Similarly, attenuation as a function of frequency may be used to further characterize the plaques 45 with calcified regions showing increased attenuation with frequency (1.4˜2.5 db/cm/MHz) whereas plaques 45 having higher risk of rupture have lower attenuation 0.3˜1.4 db/cm/MHz).
It is specifically intended that the present invention not be limited to the embodiments and illustrations contained herein and the claims should be understood to include modified forms of those embodiments including portions of the embodiments and combinations of elements of different embodiments as come within the scope of the following claims.
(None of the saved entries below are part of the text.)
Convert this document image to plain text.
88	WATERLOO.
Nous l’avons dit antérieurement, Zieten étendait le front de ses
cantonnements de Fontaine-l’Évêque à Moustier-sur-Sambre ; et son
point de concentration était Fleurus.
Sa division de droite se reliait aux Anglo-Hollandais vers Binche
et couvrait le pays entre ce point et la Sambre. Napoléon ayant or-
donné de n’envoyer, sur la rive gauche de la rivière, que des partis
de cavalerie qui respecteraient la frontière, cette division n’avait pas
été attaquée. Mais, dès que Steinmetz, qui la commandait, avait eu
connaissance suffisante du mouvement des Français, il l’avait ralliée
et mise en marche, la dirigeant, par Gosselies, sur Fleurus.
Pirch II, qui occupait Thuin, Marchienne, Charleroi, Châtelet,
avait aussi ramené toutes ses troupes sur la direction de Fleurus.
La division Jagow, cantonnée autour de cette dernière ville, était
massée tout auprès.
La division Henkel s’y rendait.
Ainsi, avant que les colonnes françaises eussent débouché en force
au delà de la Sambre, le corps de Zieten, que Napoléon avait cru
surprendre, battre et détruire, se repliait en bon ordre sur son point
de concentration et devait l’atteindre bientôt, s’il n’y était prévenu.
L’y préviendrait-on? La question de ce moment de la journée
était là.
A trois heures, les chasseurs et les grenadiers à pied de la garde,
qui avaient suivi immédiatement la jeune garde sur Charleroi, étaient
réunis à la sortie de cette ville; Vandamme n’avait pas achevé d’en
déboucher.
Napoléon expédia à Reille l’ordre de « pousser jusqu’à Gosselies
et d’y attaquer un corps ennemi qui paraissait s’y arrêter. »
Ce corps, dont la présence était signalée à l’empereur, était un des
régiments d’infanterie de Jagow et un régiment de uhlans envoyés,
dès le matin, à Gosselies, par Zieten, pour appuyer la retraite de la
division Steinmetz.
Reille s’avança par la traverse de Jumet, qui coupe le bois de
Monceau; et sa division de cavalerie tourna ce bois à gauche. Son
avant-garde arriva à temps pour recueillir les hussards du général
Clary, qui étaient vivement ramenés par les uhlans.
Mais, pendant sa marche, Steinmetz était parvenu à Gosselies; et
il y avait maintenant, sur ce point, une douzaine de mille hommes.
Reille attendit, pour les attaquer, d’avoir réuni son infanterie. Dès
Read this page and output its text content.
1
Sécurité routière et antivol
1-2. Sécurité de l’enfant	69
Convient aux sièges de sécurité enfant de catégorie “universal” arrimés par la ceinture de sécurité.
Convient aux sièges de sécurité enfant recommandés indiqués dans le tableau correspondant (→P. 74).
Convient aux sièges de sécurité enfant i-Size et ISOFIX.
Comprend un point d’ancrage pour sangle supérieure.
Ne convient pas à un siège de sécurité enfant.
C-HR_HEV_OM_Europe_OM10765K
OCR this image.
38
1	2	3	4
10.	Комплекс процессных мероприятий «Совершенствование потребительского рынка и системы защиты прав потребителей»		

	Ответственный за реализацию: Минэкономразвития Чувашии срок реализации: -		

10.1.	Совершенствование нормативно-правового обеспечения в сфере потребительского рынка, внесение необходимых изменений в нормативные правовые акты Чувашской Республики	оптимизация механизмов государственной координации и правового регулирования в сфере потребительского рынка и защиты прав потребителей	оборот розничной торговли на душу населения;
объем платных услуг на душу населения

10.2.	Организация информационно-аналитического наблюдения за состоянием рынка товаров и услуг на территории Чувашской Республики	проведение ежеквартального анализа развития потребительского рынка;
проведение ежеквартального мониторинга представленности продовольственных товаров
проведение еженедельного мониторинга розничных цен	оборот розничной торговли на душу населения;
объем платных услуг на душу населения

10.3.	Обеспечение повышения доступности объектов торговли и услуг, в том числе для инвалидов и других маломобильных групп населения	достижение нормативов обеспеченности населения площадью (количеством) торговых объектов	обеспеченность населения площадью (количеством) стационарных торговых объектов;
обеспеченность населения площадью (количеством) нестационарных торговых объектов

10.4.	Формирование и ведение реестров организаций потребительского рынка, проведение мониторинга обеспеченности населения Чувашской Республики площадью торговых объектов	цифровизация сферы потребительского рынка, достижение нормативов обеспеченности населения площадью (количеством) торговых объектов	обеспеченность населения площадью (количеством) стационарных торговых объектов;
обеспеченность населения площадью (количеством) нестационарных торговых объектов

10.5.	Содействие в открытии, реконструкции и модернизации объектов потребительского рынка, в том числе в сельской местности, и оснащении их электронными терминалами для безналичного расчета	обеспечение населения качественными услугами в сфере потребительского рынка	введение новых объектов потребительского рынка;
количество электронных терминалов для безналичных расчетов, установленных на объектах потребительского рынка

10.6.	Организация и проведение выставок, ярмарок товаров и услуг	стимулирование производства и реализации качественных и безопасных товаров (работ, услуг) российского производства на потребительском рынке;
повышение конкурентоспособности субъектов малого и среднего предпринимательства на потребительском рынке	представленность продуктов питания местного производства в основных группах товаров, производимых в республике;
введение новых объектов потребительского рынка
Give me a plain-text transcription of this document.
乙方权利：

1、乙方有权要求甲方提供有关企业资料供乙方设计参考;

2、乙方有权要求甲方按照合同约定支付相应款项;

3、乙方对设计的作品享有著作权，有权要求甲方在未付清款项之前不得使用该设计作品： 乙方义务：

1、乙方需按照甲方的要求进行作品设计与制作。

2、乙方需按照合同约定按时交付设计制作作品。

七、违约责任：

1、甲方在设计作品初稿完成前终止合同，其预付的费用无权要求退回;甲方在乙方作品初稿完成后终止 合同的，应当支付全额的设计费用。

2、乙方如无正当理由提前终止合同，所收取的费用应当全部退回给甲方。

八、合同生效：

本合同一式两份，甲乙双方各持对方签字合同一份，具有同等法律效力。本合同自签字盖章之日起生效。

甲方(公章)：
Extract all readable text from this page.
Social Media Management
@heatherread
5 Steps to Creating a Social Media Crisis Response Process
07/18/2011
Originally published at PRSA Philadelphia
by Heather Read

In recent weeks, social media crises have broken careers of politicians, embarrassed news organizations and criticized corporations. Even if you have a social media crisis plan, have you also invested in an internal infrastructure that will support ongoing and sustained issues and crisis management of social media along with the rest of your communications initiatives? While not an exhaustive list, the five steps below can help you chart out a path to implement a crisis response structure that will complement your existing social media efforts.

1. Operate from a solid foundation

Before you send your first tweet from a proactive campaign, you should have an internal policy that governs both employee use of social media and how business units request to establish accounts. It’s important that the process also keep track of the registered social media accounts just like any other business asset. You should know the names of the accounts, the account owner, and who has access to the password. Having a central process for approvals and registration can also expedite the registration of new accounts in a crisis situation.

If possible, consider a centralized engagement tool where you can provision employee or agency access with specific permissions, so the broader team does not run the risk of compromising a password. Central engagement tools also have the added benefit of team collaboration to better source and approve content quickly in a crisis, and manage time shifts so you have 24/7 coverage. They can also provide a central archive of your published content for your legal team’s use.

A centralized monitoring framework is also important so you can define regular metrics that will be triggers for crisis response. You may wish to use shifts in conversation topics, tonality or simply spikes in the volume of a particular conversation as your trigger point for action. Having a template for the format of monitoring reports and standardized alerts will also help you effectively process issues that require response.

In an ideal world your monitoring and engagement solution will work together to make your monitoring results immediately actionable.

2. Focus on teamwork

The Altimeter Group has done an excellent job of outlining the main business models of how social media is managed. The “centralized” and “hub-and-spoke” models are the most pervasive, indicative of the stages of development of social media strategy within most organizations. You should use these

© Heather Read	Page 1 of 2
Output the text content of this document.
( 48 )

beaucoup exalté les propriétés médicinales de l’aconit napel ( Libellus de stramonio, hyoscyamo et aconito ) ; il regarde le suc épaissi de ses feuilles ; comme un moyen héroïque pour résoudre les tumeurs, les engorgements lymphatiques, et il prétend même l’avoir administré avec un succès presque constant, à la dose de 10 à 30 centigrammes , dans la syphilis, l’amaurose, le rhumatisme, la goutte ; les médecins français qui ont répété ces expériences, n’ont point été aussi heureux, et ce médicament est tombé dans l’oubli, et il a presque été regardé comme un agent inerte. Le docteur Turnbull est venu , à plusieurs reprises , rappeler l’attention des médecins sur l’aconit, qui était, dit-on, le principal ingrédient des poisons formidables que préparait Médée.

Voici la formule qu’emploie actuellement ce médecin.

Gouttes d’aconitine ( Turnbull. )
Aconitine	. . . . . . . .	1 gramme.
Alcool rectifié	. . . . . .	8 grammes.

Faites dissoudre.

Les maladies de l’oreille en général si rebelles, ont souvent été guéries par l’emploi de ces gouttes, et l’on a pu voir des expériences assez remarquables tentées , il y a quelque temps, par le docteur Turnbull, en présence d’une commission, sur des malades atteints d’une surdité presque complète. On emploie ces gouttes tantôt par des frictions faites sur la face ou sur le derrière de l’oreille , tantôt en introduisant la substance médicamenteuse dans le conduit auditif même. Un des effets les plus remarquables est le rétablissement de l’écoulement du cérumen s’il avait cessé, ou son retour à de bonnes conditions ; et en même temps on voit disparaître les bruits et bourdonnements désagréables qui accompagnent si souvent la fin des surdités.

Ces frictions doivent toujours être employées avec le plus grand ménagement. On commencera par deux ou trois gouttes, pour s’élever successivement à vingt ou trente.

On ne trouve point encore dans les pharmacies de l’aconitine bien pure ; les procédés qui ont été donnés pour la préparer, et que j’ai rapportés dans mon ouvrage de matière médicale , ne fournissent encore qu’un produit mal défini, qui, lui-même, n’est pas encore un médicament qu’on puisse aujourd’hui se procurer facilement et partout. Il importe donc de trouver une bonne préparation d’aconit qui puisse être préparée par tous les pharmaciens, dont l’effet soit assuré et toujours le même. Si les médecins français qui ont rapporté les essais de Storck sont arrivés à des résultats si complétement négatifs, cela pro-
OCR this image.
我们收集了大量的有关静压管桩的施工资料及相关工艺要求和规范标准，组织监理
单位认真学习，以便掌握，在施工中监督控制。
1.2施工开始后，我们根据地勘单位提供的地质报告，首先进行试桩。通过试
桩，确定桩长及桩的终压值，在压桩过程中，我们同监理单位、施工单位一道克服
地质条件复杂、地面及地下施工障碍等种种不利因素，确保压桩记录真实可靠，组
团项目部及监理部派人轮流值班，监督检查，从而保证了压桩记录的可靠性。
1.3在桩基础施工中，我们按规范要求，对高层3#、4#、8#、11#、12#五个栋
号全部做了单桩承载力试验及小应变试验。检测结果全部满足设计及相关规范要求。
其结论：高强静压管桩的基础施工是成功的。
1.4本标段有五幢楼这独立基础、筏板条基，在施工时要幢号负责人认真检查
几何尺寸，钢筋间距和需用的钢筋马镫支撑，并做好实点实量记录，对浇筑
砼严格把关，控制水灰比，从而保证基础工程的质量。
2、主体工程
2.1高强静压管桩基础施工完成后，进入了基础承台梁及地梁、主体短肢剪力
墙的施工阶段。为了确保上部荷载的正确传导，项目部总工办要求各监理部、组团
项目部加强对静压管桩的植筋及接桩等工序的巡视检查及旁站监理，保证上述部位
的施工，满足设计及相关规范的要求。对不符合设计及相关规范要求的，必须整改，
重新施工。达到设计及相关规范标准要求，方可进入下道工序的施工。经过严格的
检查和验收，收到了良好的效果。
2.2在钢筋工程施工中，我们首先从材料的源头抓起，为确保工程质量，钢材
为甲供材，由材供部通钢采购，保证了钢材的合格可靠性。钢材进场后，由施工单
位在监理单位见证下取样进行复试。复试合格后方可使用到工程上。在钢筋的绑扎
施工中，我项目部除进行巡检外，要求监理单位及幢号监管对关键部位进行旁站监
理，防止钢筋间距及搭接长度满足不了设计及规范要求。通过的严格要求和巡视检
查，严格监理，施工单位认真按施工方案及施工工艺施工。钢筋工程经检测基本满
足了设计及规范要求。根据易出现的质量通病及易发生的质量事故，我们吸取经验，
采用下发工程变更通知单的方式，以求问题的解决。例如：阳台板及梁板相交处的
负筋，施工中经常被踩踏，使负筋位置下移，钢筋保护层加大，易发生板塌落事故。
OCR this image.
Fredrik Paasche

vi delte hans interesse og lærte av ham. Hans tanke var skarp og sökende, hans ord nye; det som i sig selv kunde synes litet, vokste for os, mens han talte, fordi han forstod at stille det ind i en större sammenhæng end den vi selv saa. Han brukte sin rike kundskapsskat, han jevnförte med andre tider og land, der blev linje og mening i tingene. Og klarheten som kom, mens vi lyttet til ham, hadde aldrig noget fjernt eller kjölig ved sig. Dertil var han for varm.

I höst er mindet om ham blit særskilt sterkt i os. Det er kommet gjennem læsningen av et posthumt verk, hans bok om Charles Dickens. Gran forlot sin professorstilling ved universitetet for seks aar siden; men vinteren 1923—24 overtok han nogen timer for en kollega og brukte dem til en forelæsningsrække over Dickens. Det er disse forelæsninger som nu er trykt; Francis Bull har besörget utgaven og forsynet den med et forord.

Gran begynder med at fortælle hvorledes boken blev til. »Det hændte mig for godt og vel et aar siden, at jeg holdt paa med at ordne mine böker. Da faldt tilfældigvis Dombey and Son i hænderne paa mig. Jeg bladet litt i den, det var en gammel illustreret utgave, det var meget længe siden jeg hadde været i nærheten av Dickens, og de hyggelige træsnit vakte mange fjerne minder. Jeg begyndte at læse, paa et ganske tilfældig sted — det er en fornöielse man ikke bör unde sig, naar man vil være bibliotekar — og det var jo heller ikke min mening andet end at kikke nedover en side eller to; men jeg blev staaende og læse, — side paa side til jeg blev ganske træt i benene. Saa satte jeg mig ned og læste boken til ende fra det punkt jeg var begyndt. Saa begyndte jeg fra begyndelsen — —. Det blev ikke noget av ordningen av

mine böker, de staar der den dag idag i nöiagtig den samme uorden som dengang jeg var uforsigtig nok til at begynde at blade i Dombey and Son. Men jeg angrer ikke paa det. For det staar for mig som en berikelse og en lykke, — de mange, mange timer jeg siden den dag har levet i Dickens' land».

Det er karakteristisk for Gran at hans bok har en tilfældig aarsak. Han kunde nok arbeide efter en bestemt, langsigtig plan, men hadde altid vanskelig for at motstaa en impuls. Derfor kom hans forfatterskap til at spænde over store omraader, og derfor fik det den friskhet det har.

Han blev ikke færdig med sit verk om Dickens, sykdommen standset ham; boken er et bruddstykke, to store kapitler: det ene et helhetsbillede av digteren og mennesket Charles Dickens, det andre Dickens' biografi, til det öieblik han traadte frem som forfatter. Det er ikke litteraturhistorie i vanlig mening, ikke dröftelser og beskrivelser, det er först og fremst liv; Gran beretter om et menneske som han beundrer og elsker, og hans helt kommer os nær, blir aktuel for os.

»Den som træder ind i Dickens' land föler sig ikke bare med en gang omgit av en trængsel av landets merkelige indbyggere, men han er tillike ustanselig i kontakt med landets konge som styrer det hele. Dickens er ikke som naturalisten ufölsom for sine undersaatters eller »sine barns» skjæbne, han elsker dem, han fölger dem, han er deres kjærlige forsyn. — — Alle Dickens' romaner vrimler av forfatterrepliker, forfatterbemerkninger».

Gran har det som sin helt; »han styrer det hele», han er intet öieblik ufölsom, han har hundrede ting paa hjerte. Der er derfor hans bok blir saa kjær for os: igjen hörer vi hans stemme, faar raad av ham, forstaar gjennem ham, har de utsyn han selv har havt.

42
While in the preferred embodiment, ultrasonic imaging is used for deducing strain, it will be understood to those of ordinary skill in the art that other imaging modalities may also be used including, for example, x-ray CT or MRI imaging. The use of these modalities for the measurement of tissue elastic properties is disclosed in U.S. Pat. No. 6,037,774, entitled: “Inertial driver device for MR elastography”; U.S. Pat. No. 6,862,468, entitled: “Systems and methods for magnetic resonance imaging elastography”, and U.S. Pat. No. 7,257,244 entitled: “Elastography imaging modalities for characterizing properties of tissue”; all in corporate it by reference. It will be further understood that although cognitive decline was used to establish the benchmark against which vulnerable plaques are classified, a similar classification could be derived from risk of vascular cognitive dementia, stroke or Alzheimer's disease with additional studies.
This invention was made with United States government support awarded by the following agencies: NIH EB003853. The United States has certain rights in this invention.